A couple of weeks ago I spent some time in London after YAPC::Europe. At an emergency london.pm social meeting we had a few drinks and then Sky started handing out projects to us who had nothing to do.
I got assigned the fun task of cross-referencing CPAN!
Basiclly, it analyses source code - finding what other packages it uses or requires, what subroutines it declares, what functions and methods it calls and what packages it defines. From this information a database is built holding references.
In the web-interface, you can browse the distribution and if a file is indexed you can have a look at the source. When it lists the source, each connection (like a use, call etc) are linked and if you click that link you'll end up in the symbol page. This is where it's getting interesting.
The symbol display page shows in what file(s) the symbol is define as a package, declared as a subroutine or called.
You can also search for symbols which is great if you know the name of a function but you don't know in what distribution/module it is declared in.
Anyway, doing source analysis of Perl-code is extremlly difficult, and it won't handle some of special things one can do. I wish I had a better way to do it than with regular expressions. Only perl can parse Perl!
I plan to have a public demo site up today or later this week. The URL will be posted in my journal.
Hopefully, you guys will find this useful.
/Claes
Adam Kennedy has written PPI which takes a good stab and parsing Perl with perl.
Re:Why use regexes when you can use ...
claes on 2003-08-18T15:51:04
The best parser/tokenizer would be perls. I haven't tried PPI yet, but I sure will.However, I'll release the code for the cross-referencer (and the rest of the project) to CPAN, so I might leave this to the community =)
Re:Module::Info
claes on 2003-08-18T18:41:30
Module::Info can extract some information without loading the module, but to get what I need it has to load it so it's unfortunetly not an option.
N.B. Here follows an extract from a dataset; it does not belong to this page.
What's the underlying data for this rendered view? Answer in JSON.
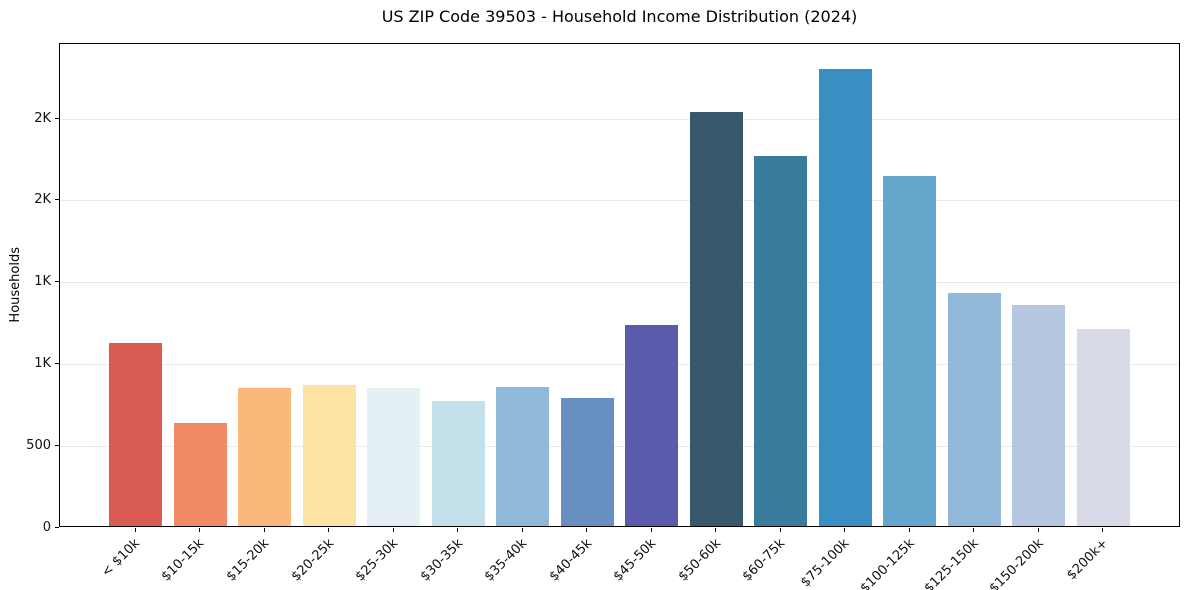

/me imagines a machine with all CPAN modules installed ! Re:Module::Info
educated_foo on 2003-08-18T20:51:18
Hence the suggestion to piggyback this on top of CPANTS. To test a module, you have to have enough of an installation to make it run and function. So after running the tests (if they pass), CPANTS could automatically run a function to gather Module::Info data to send back with the results. I'm not sure how bad the politics of such a move would be, but it seems like a natural way to distribute an otherwise expensive computation.
/s